The government’s tax take is up $243 million on forecasts, according to the Crown accounts to May released today.
Overall, the operating balance before gains and losses for the year to the end of May was a deficit of $4.7 billion – $1.1 billion smaller than expected with tax
revenue slightly ahead of forecast and expenditure slightly below.
Net government debt is $25.4 billion, or 13.6% of GDP.
The bulk of the above-forecast result was driven by more GST than expected. That might seem to suggest spending has held up higher than was thought, but the Treasury suggests the issue is more that people have brought some spending forward.
More recent data from Statistics New Zealand, on retail sales and electronic cards transactions, suggest the increase may tail off by the end of the financial year.
Corporate tax was also up, by $93 million, but this is primarily due to revenue from portfolio investment entities (PIEs) earning more from investments during the year.
Elsewhere in the revenue data the signs of the recession are more clear. “Source deduction revenue” – mostly PAYE – is down $106 milion on expectations, primarily because of weaker wage growth than anticipated. The increase in unemployment does not appear to have been a factor, simply because unemployment has not increased quite as much as the Treasury forecast.

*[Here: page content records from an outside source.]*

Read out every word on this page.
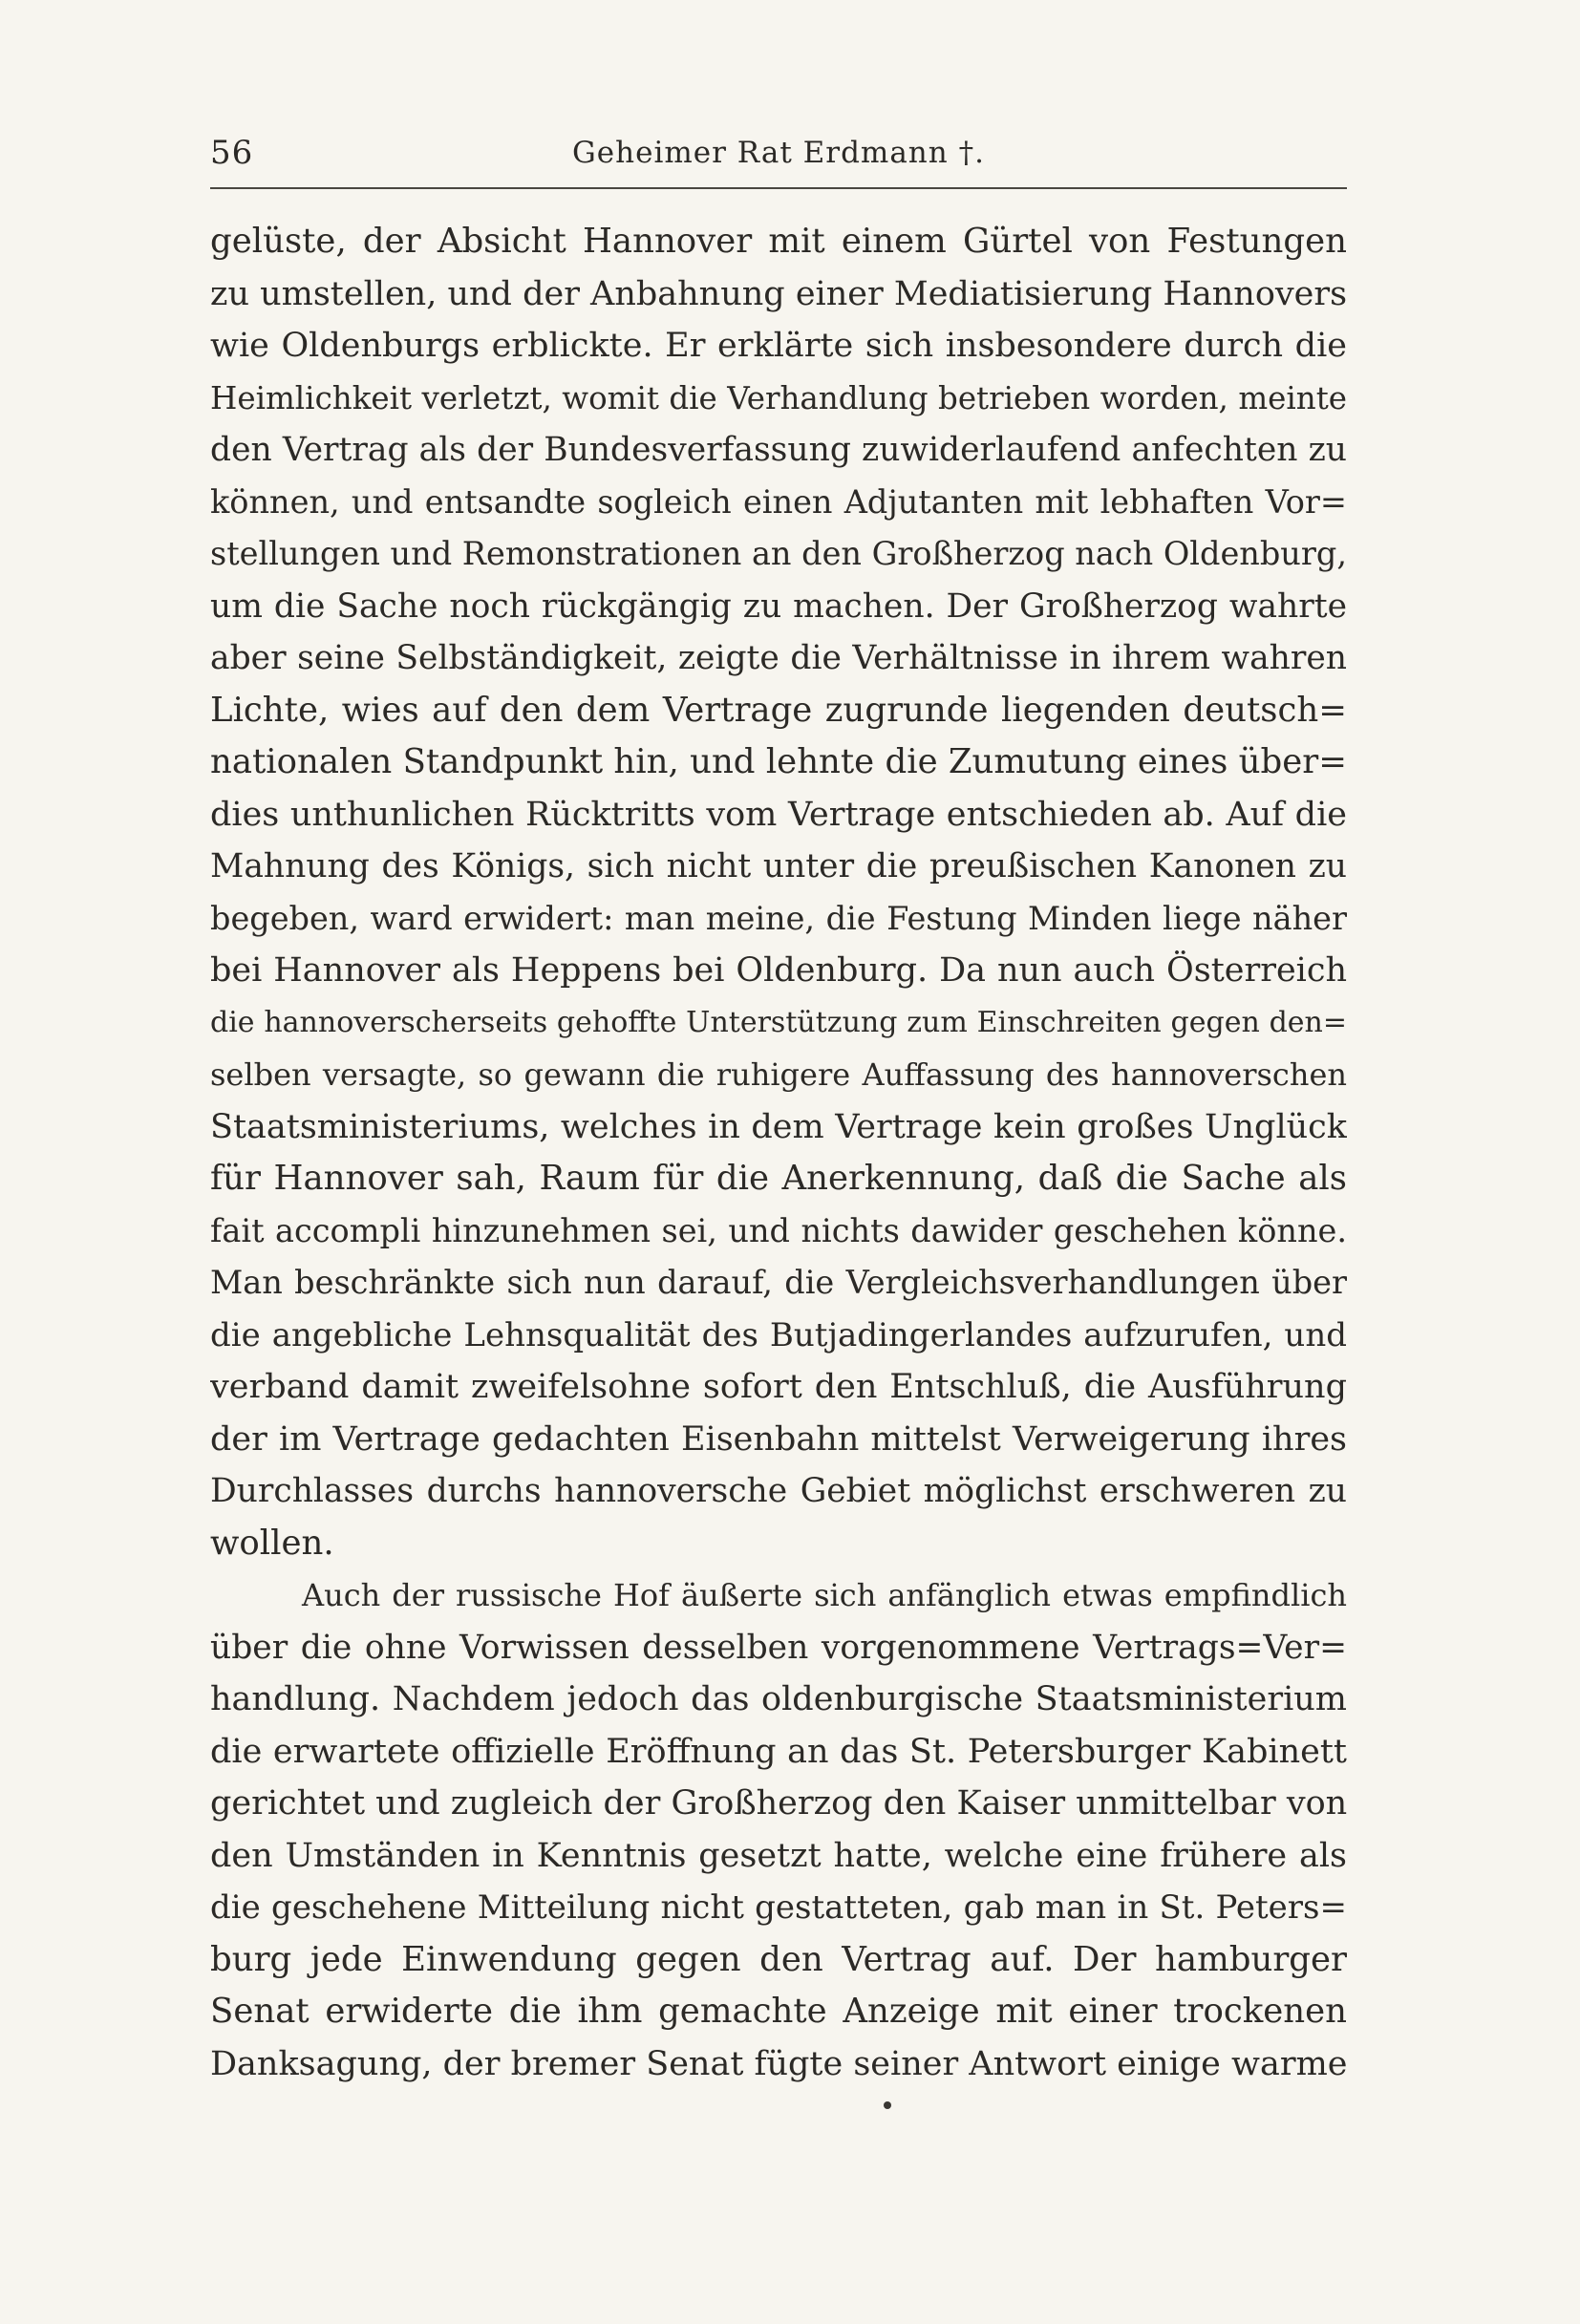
56	Geheimer Rat Erdmann †.
gelüste, der Absicht Hannover mit einem Gürtel von Festungen
zu umstellen, und der Anbahnung einer Mediatisierung Hannovers
wie Oldenburgs erblickte. Er erklärte sich insbesondere durch die
Heimlichkeit verletzt, womit die Verhandlung betrieben worden, meinte
den Vertrag als der Bundesverfassung zuwiderlaufend anfechten zu
können, und entsandte sogleich einen Adjutanten mit lebhaften Vor=
stellungen und Remonstrationen an den Großherzog nach Oldenburg,
um die Sache noch rückgängig zu machen. Der Großherzog wahrte
aber seine Selbständigkeit, zeigte die Verhältnisse in ihrem wahren
Lichte, wies auf den dem Vertrage zugrunde liegenden deutsch=
nationalen Standpunkt hin, und lehnte die Zumutung eines über=
dies unthunlichen Rücktritts vom Vertrage entschieden ab. Auf die
Mahnung des Königs, sich nicht unter die preußischen Kanonen zu
begeben, ward erwidert: man meine, die Festung Minden liege näher
bei Hannover als Heppens bei Oldenburg. Da nun auch Österreich
die hannoverscherseits gehoffte Unterstützung zum Einschreiten gegen den=
selben versagte, so gewann die ruhigere Auffassung des hannoverschen
Staatsministeriums, welches in dem Vertrage kein großes Unglück
für Hannover sah, Raum für die Anerkennung, daß die Sache als
fait accompli hinzunehmen sei, und nichts dawider geschehen könne.
Man beschränkte sich nun darauf, die Vergleichsverhandlungen über
die angebliche Lehnsqualität des Butjadingerlandes aufzurufen, und
verband damit zweifelsohne sofort den Entschluß, die Ausführung
der im Vertrage gedachten Eisenbahn mittelst Verweigerung ihres
Durchlasses durchs hannoversche Gebiet möglichst erschweren zu
wollen.
Auch der russische Hof äußerte sich anfänglich etwas empfindlich
über die ohne Vorwissen desselben vorgenommene Vertrags=Ver=
handlung. Nachdem jedoch das oldenburgische Staatsministerium
die erwartete offizielle Eröffnung an das St. Petersburger Kabinett
gerichtet und zugleich der Großherzog den Kaiser unmittelbar von
den Umständen in Kenntnis gesetzt hatte, welche eine frühere als
die geschehene Mitteilung nicht gestatteten, gab man in St. Peters=
burg jede Einwendung gegen den Vertrag auf. Der hamburger
Senat erwiderte die ihm gemachte Anzeige mit einer trockenen
Danksagung, der bremer Senat fügte seiner Antwort einige warme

The employment data in fact suggests a turnaround is due by the end of the financial year, when those figures come out in mid-August.
On the spending side, the government’s outlays are $200 million below what was expected.
There are some one-off factors here. One is $113 million of anticipated debt write offs by Inland Revenue which in fact did not need to happen.
Other factors are several items, mostly in the foreign affairs and trade area, which have been deferred into the next year.
The only other significant drop was $82 million lower-than-forecast spending on welfare – but this, too, has a “one off” element – family tax credits were $94 million below forecast, partly because fewer people needed them but also because of a slight error in the timing of the forecasts – and this, too, is expected to even out in the next month.